Sales and net profits growth
According to Emkay Global, on the sales front, Defense/Infrastructure companies (2-year sales CAGR of 6-8%) fared better than Capital Goods companies (2%). HG Infra (28%), KNR (21%), JMC (20%), ACE (19%), GR Infra (15%), PNC (14% and Carborundum (13%) showed strong execution, while IRB (-19%), Capacite (-7%), KPP/BDL/Cochin/ISGEC were still well below their respective FY20 sales,” the firm has said.
At the PAT level, Defense companies saw a 2-year CAGR of 21%, while Capital Goods firms saw 14% growth over FY20 profitability. Infrastructure firms saw a negative 2-year CAGR of 6% due to the poor performance of Dilip Buildcon (excluding Dilip, it would have been 1% growth) and lower margins across several of the Infrastructure companies.
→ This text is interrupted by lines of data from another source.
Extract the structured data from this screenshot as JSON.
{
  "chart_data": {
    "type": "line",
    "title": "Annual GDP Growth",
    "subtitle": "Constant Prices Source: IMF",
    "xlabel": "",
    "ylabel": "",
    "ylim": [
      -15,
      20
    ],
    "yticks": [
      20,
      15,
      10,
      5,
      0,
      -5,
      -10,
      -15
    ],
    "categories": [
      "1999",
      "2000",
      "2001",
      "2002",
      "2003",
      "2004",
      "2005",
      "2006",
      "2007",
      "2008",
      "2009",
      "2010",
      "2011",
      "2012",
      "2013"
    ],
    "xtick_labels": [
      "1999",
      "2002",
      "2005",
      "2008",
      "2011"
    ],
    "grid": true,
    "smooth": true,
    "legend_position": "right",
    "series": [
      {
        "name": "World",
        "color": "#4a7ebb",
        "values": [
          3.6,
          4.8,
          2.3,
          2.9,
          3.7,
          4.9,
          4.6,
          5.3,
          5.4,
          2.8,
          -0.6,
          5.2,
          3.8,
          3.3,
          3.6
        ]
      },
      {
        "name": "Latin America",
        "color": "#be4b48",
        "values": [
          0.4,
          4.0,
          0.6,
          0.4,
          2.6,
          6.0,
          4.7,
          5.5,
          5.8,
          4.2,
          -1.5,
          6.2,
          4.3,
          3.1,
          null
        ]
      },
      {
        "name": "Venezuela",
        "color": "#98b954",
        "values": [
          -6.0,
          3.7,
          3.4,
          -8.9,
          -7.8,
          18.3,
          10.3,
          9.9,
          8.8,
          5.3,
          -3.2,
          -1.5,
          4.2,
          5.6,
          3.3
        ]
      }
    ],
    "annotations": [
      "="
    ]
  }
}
Order book: 12%; 2-year CAGR
According to Emkay Global, as of FY22-end, the companies saw a 2-year CAGR of ~12% in the order book. Defense/Infrastructure companies saw a 23%/15% rise (2-year CAGR) in their order book. Order book growth for Capital Goods companies stood at 7%.
“JMC Projects (34%), KNR (31%), PNC (30%), Thermax (30%) and HAL (25%) were the clear winners in terms of order book growth from a 2-year CAGR perspective, while IRB, NCC, Ashoka, Apar and Triveni Turbine fared well. The laggards were Mishra Dhatu, Cochin, Capacite and GR Infra,” the firm has said.
Defense companies posted a positive EBITDAM over 2-year basis (43bps). Capital Goods companies saw a marginal decline in EBITDAM (29bps on a 2-year basis) as these companies managed staff and other expenses well. Infrastructure companies saw 182bps EBITDAM contraction, and hence the worst among the lot.